The second thing Lair said he had going for him was the support of his parents and their entrepreneurial examples. In addition to PCI, his dad had started, grown and sold two quality assurance firms. His mom had handled financials and human resources for PCI, then purchased a preschool that she ran successfully.

Finally, Lair had a bold idea that he felt confident he could produce though he’d not yet proven it: take the composite technology used to produce aerospace parts and apply it to developing lighter, better composite armor products for at the time small, niche law enforcement and military markets.

He wanted LTC to be diversified to avoid the dramatic cycles of the aerospace industry, so he limited development in the first year to the personal protection market. Lair got a big break when The Safariland Group, a distributor of innovative lifesaving equipment to law enforcement, military, outdoor recreation and personal protection markets, accepted his pitch for an exclusive line of handheld, ballistic SWAT team entry shields and body armor plates.

“The important thing is they said yes without coming to visit us because if they had seen the 900 square feet we were operating out of there’s no way they would have said yes,” Lair said.

Delivering that first product was not an easy process. Lair said they quickly learned they didn’t have enough law enforcement experience to understand the application as well as they needed to. He reached out to Wichita’s police chief, who had previously led SWAT teams in Dallas, and formed a partnership to evaluate their products.

Using some of the same products they’d developed for personal protection, LTC next targeted the commercial vehicle protection market. They landed a deal in 1996 to develop an armored car system for Toyota.

“To meet Toyota’s needs, we came up with some innovative concepts that led to a couple of patents,” Lair said. “That led to us gaining a whole bunch of technical experience that we otherwise wouldn’t have gained. We learned so much on that project that helped us be a better supplier to other automotive applications. That was huge, huge, huge for us.”

Around the same time, LTC finally entered the aerospace market. Today LTC’s customers include Boeing, Lockheed Martin, Gulfstream and Textron Aviation, to name a few.

The company continued to grow and keep a healthy mix among its three markets. Lair credits a loyal group of key managers and the organization making operational and management system changes to be able to scale a 10-person company to 50 employees, then 100 to 200 and, today, more than 400.

Giving Back

Lair is married to Julie, who has owned Lyndon’s clothing boutique in Bradley Fair since 2016. Together they have four children: Sam, Sydney, Sallie and Shelby. The couple created the Lair Foundation in 2008 motivated by the verse in Luke 12:48 “to whom much is given, much is required.” The nonprofit contributes to Wichita charitable organizations as well as groups dedicated to serving veterans.

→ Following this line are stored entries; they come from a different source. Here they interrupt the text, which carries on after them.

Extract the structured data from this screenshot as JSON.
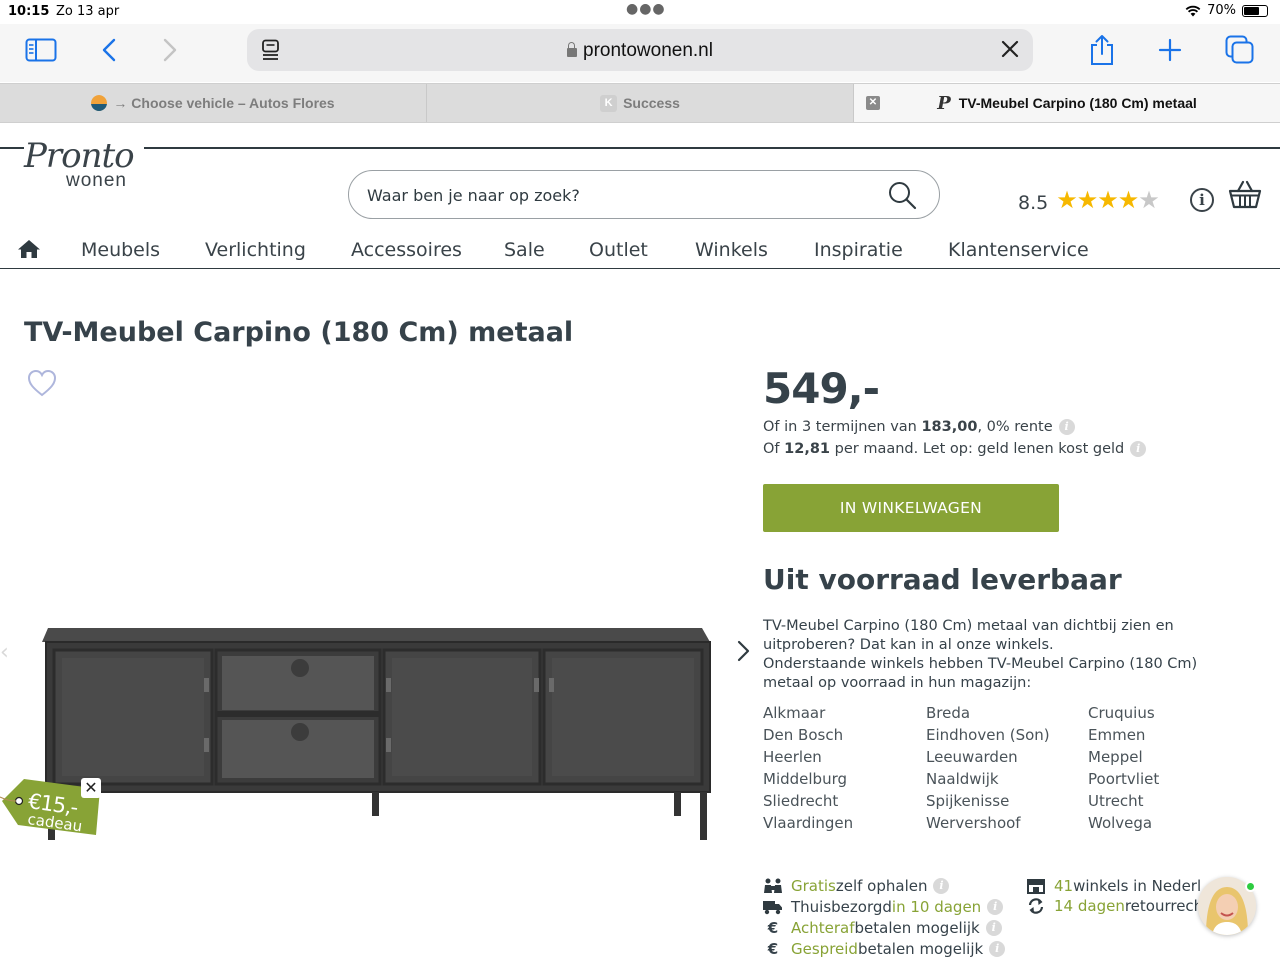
{
  "status": {
    "time": "10:15",
    "date": "Zo 13 apr",
    "battery": "70%",
    "battery_fraction": 0.7
  },
  "browser": {
    "url": "prontowonen.nl",
    "tabs": [
      {
        "label": "→ Choose vehicle – Autos Flores",
        "active": false
      },
      {
        "label": "Success",
        "active": false
      },
      {
        "label": "TV-Meubel Carpino (180 Cm) metaal",
        "active": true
      }
    ]
  },
  "site": {
    "logo_top": "Pronto",
    "logo_bottom": "wonen",
    "search_placeholder": "Waar ben je naar op zoek?",
    "rating": "8.5",
    "rating_stars": 4,
    "rating_max": 5,
    "colors": {
      "accent": "#88a336",
      "text": "#36424a",
      "star": "#f6b800"
    },
    "nav": [
      "Meubels",
      "Verlichting",
      "Accessoires",
      "Sale",
      "Outlet",
      "Winkels",
      "Inspiratie",
      "Klantenservice"
    ]
  },
  "product": {
    "title": "TV-Meubel Carpino (180 Cm) metaal",
    "price": "549,-",
    "termijn_pre": "Of in 3 termijnen van ",
    "termijn_amount": "183,00",
    "termijn_post": ", 0% rente",
    "maand_pre": "Of ",
    "maand_amount": "12,81",
    "maand_post": " per maand. Let op: geld lenen kost geld",
    "cart_button": "IN WINKELWAGEN",
    "gift_amount": "€15,-",
    "gift_label": "cadeau",
    "stock_title": "Uit voorraad leverbaar",
    "stock_desc_1": "TV-Meubel Carpino (180 Cm) metaal van dichtbij zien en uitproberen? Dat kan in al onze winkels.",
    "stock_desc_2": "Onderstaande winkels hebben TV-Meubel Carpino (180 Cm) metaal op voorraad in hun magazijn:",
    "stores": [
      "Alkmaar",
      "Breda",
      "Cruquius",
      "Den Bosch",
      "Eindhoven (Son)",
      "Emmen",
      "Heerlen",
      "Leeuwarden",
      "Meppel",
      "Middelburg",
      "Naaldwijk",
      "Poortvliet",
      "Sliedrecht",
      "Spijkenisse",
      "Utrecht",
      "Vlaardingen",
      "Wervershoof",
      "Wolvega"
    ]
  },
  "usps": {
    "ophalen_g": "Gratis",
    "ophalen_t": " zelf ophalen",
    "thuis_t": "Thuisbezorgd ",
    "thuis_g": "in 10 dagen",
    "achteraf_g": "Achteraf",
    "achteraf_t": " betalen mogelijk",
    "gespreid_g": "Gespreid",
    "gespreid_t": " betalen mogelijk",
    "winkels_g": "41",
    "winkels_t": " winkels in Nederl",
    "retour_g": "14 dagen",
    "retour_t": " retourrech",
    "euro_symbol": "€"
  }
}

LTC and the foundation started the Wichita State 9/11 Veteran Business and Engineering Scholarship in 2010, awarding a scholarship annually to a soldier who has served in the armed forces following 9/11.

Lair said as he’s started to reflect more on 30 years of leading LTC, he’s realized how helpful mentors and peers have been throughout his career as part of the Young Presidents Organization and other informal relationships. He is paying it forward through YPO participation and by mentoring personal friends who are starting enterprises.

“I look back and I can see more clearly now how in quite a few cases there were successful business people who took an interest in me at a time when they didn’t have much to gain from their relationship with me,” Lair said. “I didn’t fully realize the kindness and the help they were giving me at the time, and now at my age I feel the responsibility to give that back to others in the way that it was so generously given to me.”